Warrior: Probably “Dethroned Emperor”—I like the tempo changes, and I like the slow groove of it. I like slow, heavy music, probably because I grew up with things like Black Sabbath. My favorite is when the riffs are huge and crunchy and they have time to unfold. I don’t subscribe to hectic music, where everything has to be hurried. I like music to be able to breathe. A lot of bands mistake speed for heaviness, and they’re definitely not the same thing. The faster band is less heavy, because you can not possibly play heavy as a drummer when you have to have so many beats per minute. You have no time to actually beat the drums. Slower songs are much more majestic and powerful. My second favorite track is probably “Danse Macabre” because it was very daring for the time, and I totally enjoy the way it came out. I like to compare it to a theatre play done just with sounds.
Priestly: Definitely “Into the Crypts of Rays.” First, I like the lyrics a lot—they’re really good. And I always loved to play that song live, because the crowd goes mad. “Return to the Eve” was always a good one, too, because on the Cold Lake tour, Tom would say “Return to the Steve” because I was back in the band. [Laughs]
Ain: I think “Procreation (of the Wicked)” and “Dethroned Emperor” are my two favorites. “Procreation” has such an organic feel to it; it’s genuinely heavy and primitive.

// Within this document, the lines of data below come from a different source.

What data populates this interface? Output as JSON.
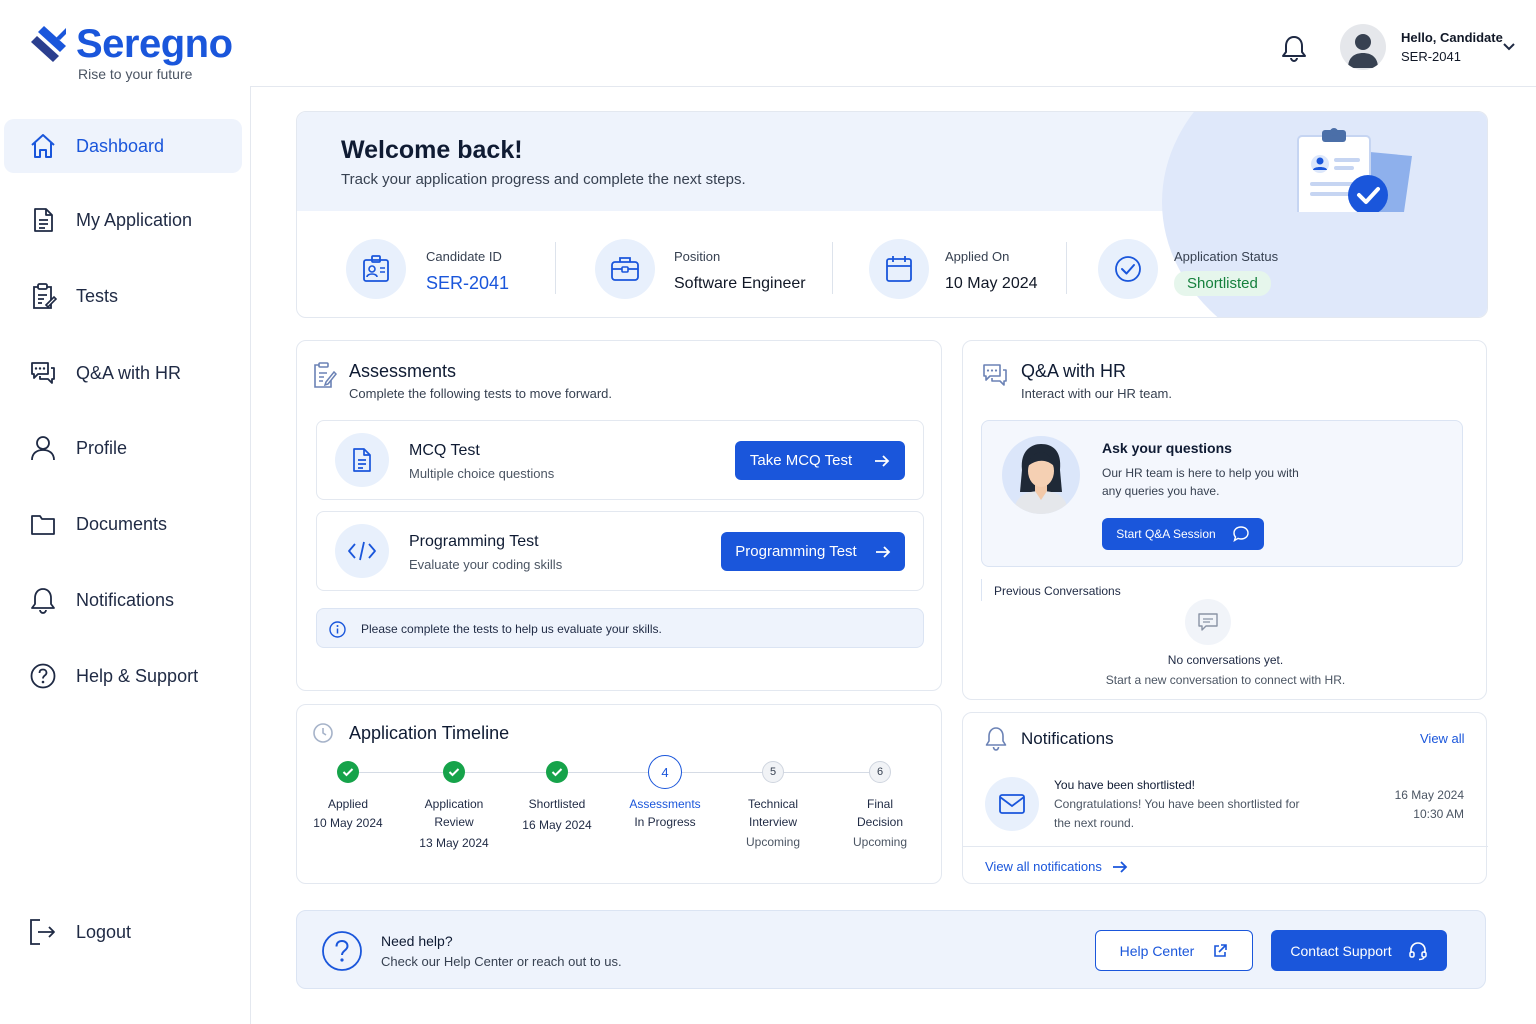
{
  "brand": {
    "name": "Seregno",
    "tagline": "Rise to your future",
    "accent": "#1a56db"
  },
  "user": {
    "greeting": "Hello, Candidate",
    "id": "SER-2041"
  },
  "sidebar": {
    "items": [
      {
        "label": "Dashboard",
        "icon": "home-icon",
        "active": true
      },
      {
        "label": "My Application",
        "icon": "document-icon"
      },
      {
        "label": "Tests",
        "icon": "clipboard-icon"
      },
      {
        "label": "Q&A with HR",
        "icon": "chat-icon"
      },
      {
        "label": "Profile",
        "icon": "user-icon"
      },
      {
        "label": "Documents",
        "icon": "folder-icon"
      },
      {
        "label": "Notifications",
        "icon": "bell-icon"
      },
      {
        "label": "Help & Support",
        "icon": "help-icon"
      }
    ],
    "logout": "Logout"
  },
  "welcome": {
    "title": "Welcome back!",
    "subtitle": "Track your application progress and complete the next steps.",
    "stats": [
      {
        "label": "Candidate ID",
        "value": "SER-2041"
      },
      {
        "label": "Position",
        "value": "Software Engineer"
      },
      {
        "label": "Applied On",
        "value": "10 May 2024"
      },
      {
        "label": "Application Status",
        "value": "Shortlisted"
      }
    ]
  },
  "assessments": {
    "title": "Assessments",
    "subtitle": "Complete the following tests to move forward.",
    "tests": [
      {
        "title": "MCQ Test",
        "desc": "Multiple choice questions",
        "button": "Take MCQ Test"
      },
      {
        "title": "Programming Test",
        "desc": "Evaluate your coding skills",
        "button": "Programming Test"
      }
    ],
    "info": "Please complete the tests to help us evaluate your skills."
  },
  "qa": {
    "title": "Q&A with HR",
    "subtitle": "Interact with our HR team.",
    "ask_title": "Ask your questions",
    "ask_desc_1": "Our HR team is here to help you with",
    "ask_desc_2": "any queries you have.",
    "button": "Start Q&A Session",
    "previous": "Previous Conversations",
    "empty_title": "No conversations yet.",
    "empty_desc": "Start a new conversation to connect with HR."
  },
  "timeline": {
    "title": "Application Timeline",
    "steps": [
      {
        "marker": "",
        "line1": "Applied",
        "line2": "",
        "sub": "10 May 2024",
        "state": "done"
      },
      {
        "marker": "",
        "line1": "Application",
        "line2": "Review",
        "sub": "13 May 2024",
        "state": "done"
      },
      {
        "marker": "",
        "line1": "Shortlisted",
        "line2": "",
        "sub": "16 May 2024",
        "state": "done"
      },
      {
        "marker": "4",
        "line1": "Assessments",
        "line2": "",
        "sub": "In Progress",
        "state": "current"
      },
      {
        "marker": "5",
        "line1": "Technical",
        "line2": "Interview",
        "sub": "Upcoming",
        "state": "upcoming"
      },
      {
        "marker": "6",
        "line1": "Final",
        "line2": "Decision",
        "sub": "Upcoming",
        "state": "upcoming"
      }
    ]
  },
  "notifications": {
    "title": "Notifications",
    "view_all": "View all",
    "item": {
      "title": "You have been shortlisted!",
      "line1": "Congratulations! You have been shortlisted for",
      "line2": "the next round.",
      "date": "16 May 2024",
      "time": "10:30 AM"
    },
    "view_all_notifications": "View all notifications"
  },
  "help": {
    "title": "Need help?",
    "desc": "Check our Help Center or reach out to us.",
    "help_center": "Help Center",
    "contact": "Contact Support"
  },
  "colors": {
    "success": "#16a34a",
    "success_bg": "#e6f6ec",
    "light_blue": "#eef3fc"
  }
}
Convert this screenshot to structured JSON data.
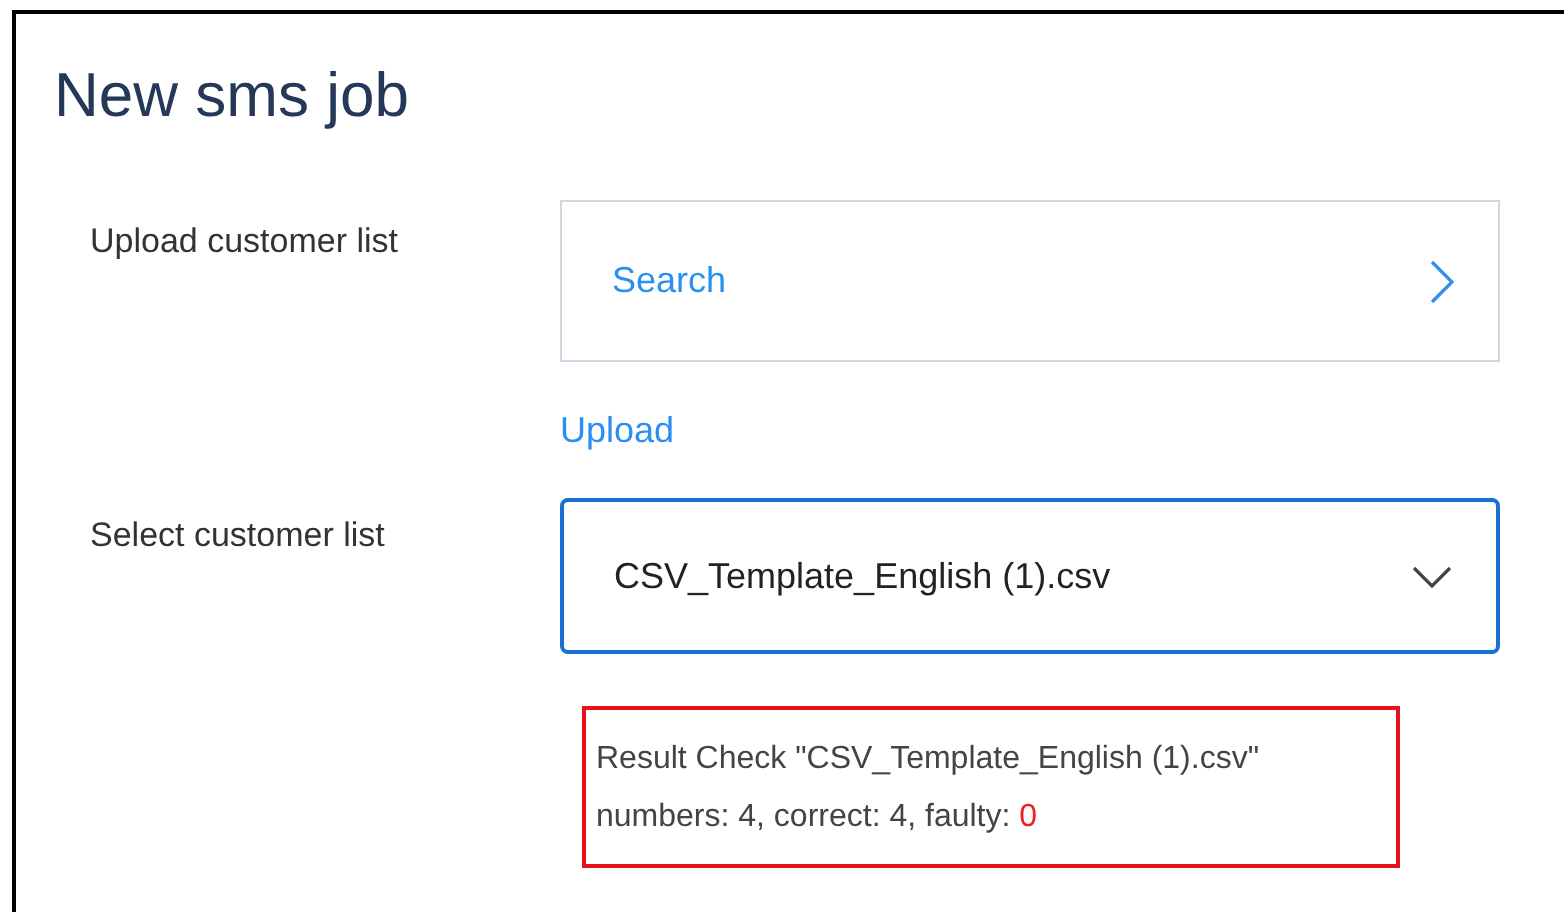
{
  "title": "New sms job",
  "upload": {
    "label": "Upload customer list",
    "search": "Search",
    "upload_link": "Upload"
  },
  "select": {
    "label": "Select customer list",
    "value": "CSV_Template_English (1).csv",
    "focused": true
  },
  "result": {
    "line_1": "Result Check \"CSV_Template_English (1).csv\"",
    "summary": "numbers: 4, correct: 4, faulty:",
    "faulty": "0"
  }
}
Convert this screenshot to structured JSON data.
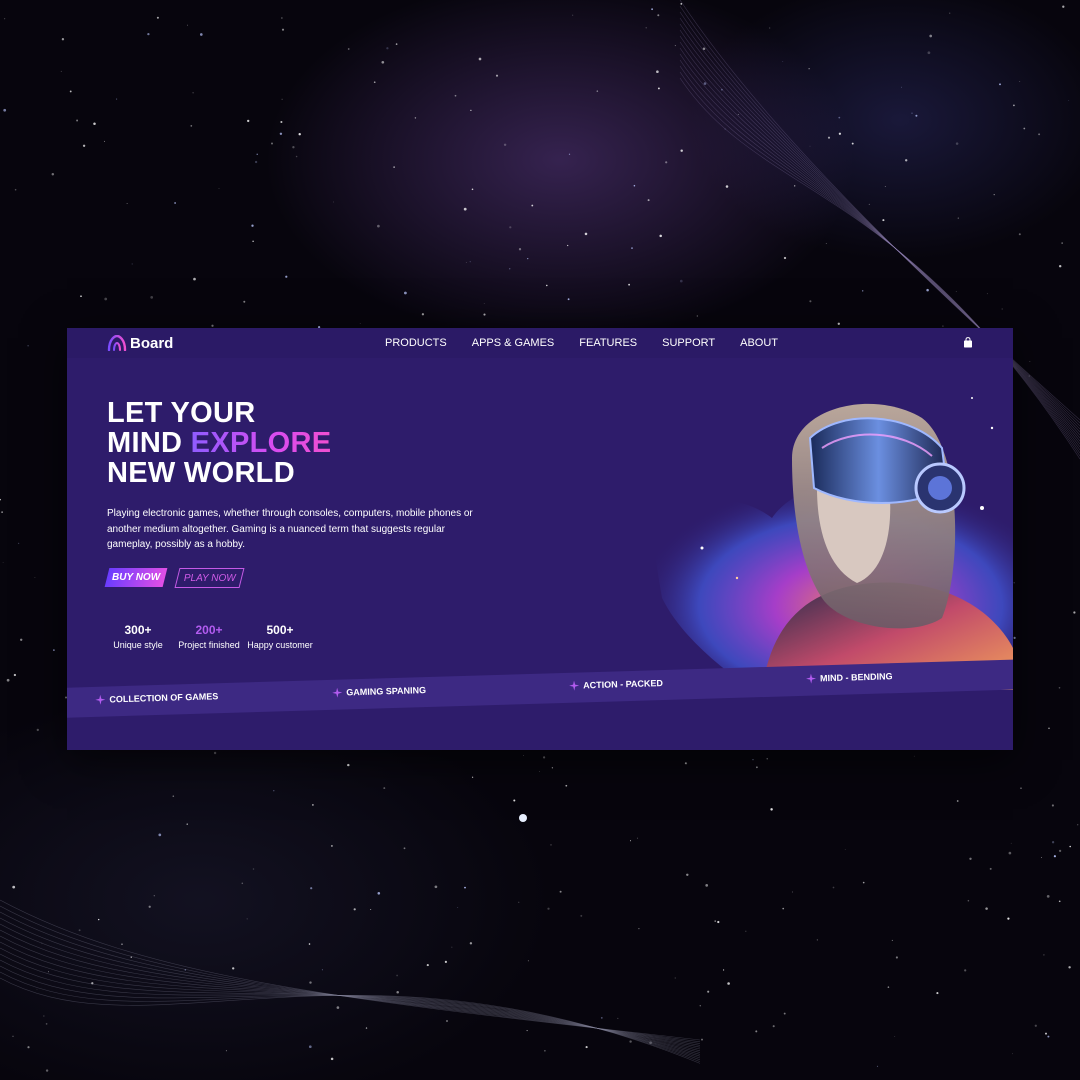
{
  "brand": {
    "name": "Board"
  },
  "nav": {
    "items": [
      {
        "label": "PRODUCTS"
      },
      {
        "label": "APPS & GAMES"
      },
      {
        "label": "FEATURES"
      },
      {
        "label": "SUPPORT"
      },
      {
        "label": "ABOUT"
      }
    ],
    "cart_icon": "shopping-bag-icon"
  },
  "hero": {
    "title_line1": "LET YOUR",
    "title_line2_plain": "MIND ",
    "title_line2_accent": "EXPLORE",
    "title_line3": "NEW WORLD",
    "description": "Playing electronic games, whether through consoles, computers, mobile phones or another medium altogether. Gaming is a nuanced term that suggests regular gameplay, possibly as a hobby.",
    "buy_label": "BUY NOW",
    "play_label": "PLAY NOW",
    "image_icon": "vr-headset-person-image"
  },
  "stats": [
    {
      "value": "300+",
      "label": "Unique style"
    },
    {
      "value": "200+",
      "label": "Project finished"
    },
    {
      "value": "500+",
      "label": "Happy customer"
    }
  ],
  "ribbon": [
    {
      "label": "COLLECTION OF GAMES"
    },
    {
      "label": "GAMING SPANING"
    },
    {
      "label": "ACTION - PACKED"
    },
    {
      "label": "MIND - BENDING"
    }
  ],
  "colors": {
    "page_background": "#07050d",
    "panel_background": "#2e1c6b",
    "accent_purple": "#8f5cff",
    "accent_pink": "#e24fe6",
    "stat_highlight": "#b35cf0"
  }
}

It was sort of like if Robert Johnson lived in our time and played heavy metal, this is what he would’ve come up with. It just seems really timeless, and I also like the lyrics. I think they’re some of the best lyrics we’ve written. “Dethroned Emperor” is one of Tom’s genius strokes, with these kind of fantasy lyrics. You can obviously interpret it as us trying to reclaim our throne, like we’re trying to do right now—maybe that’s why it’s one of my favorites right now. It’s a metaphor I can relate to especially nowadays.
In retrospect, is there anything you’d change about Morbid Tales?
Priestly: No, not at all—because we were exactly like that at that time. That’s what I really like about it. I was 17 or 18 when we did that, and it’s still a part of my life. The only thing I would change would maybe be not quitting the band. [Laughs]
Ain: It was only released as mini-album in Europe first—I wish it would have been released as a full album. That’s maybe the only thing I’d do different. And I’d make certain that the lyric sheet was included in every album—that was really important to us, and it was only included in the first edition. It wasn’t even included in the first CD version. But as far as the music and the recording, I wouldn’t change anything.
Warrior: No. Morbid Tales is a milestone for us personally—even without all the people who claim it as an influence. For example, the guitar sound on that album is something we tried to reach again, and we never were able to until the new album, 20 years later. In many other ways, it became an icon for us in our career. The spontaneity, energy, authenticity and desperation of the album—we knew if we failed, we would be out of the music industry for good—all these things are captured, which makes it a once-in-a-lifetime thing.